Division of Hematology and Medical Oncology, Department of Internal Medicine, Seoul National University Boramae Medical Center, Seoul, Republic of Korea.
iScience. 2024 Jul 5;27(8):110465. doi: 10.1016/j.isci.2024.110465. eCollection 2024 Aug 16.
Treatment of rare/ultra-rare tumors is an unmet need due to a lack of standardized therapies and clinical trials. We developed the Molecular Tumor Board (MTB), a multidisciplinary team that integrates molecular profiling to generate personalized, N-of-One treatments for advanced cancers. This study evaluates 112 patients with rare/ultra-rare tumors who presented to the MTB and were evaluable for clinical therapeutic outcome. Overall, 46/112 patients (41%) received a treatment regimen with a high degree of matching between tumor molecular alterations and drugs given (reflected by a high Matching Score (≥50%)). Patients with a high versus low Matching Score experienced significantly longer progression-free survival ( = 0.005) and overall survival ( = 0.047), and higher rates of clinical benefit (stable disease ≥6 months, partial response, or complete response) (54% vs. 32% = 0.027). The MTB facilitated personalized N-of-One matching of drugs to tumor molecular alterations, which was associated with improved clinical outcomes in patients with rare/ultra-rare cancers.
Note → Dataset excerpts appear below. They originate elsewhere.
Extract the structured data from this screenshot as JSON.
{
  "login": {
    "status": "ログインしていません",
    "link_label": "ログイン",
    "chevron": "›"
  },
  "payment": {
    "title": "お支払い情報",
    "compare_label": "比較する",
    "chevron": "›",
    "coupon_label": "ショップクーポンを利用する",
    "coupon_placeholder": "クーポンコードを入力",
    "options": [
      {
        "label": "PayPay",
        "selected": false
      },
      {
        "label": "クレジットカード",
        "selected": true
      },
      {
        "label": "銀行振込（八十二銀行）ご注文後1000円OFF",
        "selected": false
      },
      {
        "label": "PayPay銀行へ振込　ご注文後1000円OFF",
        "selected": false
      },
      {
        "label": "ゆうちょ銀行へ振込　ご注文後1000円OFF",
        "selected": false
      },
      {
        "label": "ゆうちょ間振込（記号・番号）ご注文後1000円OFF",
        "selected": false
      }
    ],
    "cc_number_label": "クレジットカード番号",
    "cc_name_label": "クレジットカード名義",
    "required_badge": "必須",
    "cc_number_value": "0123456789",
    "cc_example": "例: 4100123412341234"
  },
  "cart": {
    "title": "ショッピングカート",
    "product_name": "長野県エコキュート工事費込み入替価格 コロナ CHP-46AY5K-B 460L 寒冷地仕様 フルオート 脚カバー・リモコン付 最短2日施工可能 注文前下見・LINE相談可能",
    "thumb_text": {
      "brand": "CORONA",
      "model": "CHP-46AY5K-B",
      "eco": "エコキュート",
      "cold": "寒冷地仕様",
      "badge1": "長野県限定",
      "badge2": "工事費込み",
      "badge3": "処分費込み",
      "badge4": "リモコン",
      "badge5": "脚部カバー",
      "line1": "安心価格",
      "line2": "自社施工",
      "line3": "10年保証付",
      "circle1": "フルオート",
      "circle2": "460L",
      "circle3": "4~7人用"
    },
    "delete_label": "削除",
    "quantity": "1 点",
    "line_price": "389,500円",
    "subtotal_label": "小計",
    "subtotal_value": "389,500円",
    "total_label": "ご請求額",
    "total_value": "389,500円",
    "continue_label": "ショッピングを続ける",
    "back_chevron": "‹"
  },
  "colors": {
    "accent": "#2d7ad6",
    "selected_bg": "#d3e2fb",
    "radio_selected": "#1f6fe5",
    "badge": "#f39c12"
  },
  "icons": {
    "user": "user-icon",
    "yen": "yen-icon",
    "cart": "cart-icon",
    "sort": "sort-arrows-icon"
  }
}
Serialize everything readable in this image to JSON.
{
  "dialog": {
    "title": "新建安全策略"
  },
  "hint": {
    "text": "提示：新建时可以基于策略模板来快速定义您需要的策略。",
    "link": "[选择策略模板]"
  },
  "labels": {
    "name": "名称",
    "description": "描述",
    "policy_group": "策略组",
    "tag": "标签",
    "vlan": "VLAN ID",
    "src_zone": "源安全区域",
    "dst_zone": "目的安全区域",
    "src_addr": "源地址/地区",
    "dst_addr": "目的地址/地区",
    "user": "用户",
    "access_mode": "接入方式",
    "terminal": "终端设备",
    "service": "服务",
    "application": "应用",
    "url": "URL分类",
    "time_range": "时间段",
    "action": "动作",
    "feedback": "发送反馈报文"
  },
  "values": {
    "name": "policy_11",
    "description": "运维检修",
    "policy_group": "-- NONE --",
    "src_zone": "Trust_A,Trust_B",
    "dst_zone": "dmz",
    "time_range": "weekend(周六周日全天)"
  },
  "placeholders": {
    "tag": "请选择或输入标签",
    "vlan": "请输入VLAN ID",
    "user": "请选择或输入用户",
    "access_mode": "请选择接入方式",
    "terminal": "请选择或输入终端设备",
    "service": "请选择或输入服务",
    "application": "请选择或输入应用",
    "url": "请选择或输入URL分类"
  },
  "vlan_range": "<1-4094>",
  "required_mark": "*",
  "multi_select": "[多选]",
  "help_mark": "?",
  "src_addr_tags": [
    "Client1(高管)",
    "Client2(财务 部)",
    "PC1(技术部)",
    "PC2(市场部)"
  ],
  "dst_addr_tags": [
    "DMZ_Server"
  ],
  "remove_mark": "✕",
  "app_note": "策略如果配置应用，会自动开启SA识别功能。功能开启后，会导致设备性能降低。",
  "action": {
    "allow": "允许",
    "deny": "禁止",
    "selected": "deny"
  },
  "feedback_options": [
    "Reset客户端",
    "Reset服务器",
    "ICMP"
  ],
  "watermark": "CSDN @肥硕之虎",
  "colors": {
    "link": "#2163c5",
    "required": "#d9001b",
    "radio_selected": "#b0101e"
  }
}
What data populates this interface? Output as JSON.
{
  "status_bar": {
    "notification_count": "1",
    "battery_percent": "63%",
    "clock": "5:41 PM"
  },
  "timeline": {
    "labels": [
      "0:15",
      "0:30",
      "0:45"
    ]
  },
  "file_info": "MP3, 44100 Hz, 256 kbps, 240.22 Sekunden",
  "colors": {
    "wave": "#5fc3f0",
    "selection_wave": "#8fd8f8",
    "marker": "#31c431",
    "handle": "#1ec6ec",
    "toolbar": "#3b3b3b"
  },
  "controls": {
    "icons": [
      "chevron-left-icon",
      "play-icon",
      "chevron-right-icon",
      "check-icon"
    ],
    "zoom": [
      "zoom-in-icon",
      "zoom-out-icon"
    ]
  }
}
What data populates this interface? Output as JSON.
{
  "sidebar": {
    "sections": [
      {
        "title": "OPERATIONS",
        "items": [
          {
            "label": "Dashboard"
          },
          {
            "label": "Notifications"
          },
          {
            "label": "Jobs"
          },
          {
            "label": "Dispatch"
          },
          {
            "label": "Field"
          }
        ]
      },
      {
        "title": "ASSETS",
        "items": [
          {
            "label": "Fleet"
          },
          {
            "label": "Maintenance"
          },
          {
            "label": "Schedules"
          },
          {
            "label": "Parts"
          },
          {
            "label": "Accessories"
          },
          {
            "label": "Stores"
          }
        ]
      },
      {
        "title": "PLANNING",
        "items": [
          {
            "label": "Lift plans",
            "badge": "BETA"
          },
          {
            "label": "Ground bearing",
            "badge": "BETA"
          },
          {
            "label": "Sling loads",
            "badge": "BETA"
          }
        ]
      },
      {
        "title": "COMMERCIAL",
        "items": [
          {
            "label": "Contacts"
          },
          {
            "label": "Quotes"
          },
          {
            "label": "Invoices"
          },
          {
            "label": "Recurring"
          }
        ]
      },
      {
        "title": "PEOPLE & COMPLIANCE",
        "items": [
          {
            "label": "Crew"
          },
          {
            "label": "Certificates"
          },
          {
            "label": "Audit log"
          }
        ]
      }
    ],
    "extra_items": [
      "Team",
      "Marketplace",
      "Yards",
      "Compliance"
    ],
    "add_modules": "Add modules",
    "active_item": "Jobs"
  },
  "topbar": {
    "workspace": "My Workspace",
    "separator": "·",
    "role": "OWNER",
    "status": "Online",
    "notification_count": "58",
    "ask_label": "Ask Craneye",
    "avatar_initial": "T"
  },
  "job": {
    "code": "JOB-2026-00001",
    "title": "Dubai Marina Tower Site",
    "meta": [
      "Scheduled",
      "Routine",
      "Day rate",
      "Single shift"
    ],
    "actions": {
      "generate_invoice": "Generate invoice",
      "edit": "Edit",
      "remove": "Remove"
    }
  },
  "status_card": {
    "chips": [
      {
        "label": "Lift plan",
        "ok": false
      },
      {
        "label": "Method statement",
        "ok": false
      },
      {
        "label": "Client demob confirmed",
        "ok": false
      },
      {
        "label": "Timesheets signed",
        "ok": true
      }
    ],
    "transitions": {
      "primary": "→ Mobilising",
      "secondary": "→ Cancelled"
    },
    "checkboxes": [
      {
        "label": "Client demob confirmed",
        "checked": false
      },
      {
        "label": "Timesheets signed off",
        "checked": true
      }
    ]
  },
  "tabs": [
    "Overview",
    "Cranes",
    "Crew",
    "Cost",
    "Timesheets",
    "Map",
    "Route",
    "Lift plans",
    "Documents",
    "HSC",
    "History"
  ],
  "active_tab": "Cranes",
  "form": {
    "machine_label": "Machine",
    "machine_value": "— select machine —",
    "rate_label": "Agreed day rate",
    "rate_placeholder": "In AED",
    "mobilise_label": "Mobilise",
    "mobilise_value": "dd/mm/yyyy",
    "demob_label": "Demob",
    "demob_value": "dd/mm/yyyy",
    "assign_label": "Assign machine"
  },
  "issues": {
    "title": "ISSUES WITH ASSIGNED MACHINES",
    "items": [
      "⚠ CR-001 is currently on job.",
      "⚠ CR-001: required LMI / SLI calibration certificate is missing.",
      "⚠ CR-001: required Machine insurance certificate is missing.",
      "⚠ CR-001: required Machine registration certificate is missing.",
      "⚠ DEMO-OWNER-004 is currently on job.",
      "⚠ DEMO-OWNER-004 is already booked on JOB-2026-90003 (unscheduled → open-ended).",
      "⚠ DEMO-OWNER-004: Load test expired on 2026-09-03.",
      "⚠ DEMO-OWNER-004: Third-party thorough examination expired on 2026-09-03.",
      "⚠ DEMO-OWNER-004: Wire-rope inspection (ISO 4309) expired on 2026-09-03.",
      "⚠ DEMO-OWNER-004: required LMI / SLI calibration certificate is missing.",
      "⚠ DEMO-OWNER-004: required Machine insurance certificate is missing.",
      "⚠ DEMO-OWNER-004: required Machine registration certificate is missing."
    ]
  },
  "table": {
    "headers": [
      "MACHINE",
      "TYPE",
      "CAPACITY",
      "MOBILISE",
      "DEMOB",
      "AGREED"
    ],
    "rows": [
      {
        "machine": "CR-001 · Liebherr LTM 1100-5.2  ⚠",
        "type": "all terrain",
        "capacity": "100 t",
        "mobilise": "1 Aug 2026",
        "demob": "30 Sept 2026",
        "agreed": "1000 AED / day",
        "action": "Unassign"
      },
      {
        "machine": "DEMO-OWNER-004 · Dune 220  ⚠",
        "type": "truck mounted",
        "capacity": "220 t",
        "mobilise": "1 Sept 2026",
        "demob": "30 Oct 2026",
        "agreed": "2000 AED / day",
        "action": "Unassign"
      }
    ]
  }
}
由于缺乏标准化治疗方法和临床试验,罕见/超罕见肿瘤的治疗需求尚未得到满足。我们组建了分子肿瘤委员会(MTB),这是一个多学科团队,整合分子分析以生成针对晚期癌症的个性化单病例治疗方案。本研究评估了112例就诊于MTB且可评估临床治疗结果的罕见/超罕见肿瘤患者。总体而言,46/112例患者(41%)接受了肿瘤分子改变与所用药物高度匹配的治疗方案(以高匹配分数(≥50%)反映)。匹配分数高与低的患者无进展生存期(P = 0.005)和总生存期(P = 0.047)显著更长,临床获益率(疾病稳定≥6个月、部分缓解或完全缓解)更高(54%对32%,P = 0.027)。MTB促进了药物与肿瘤分子改变的个性化单病例匹配,这与罕见/超罕见癌症患者临床结局改善相关。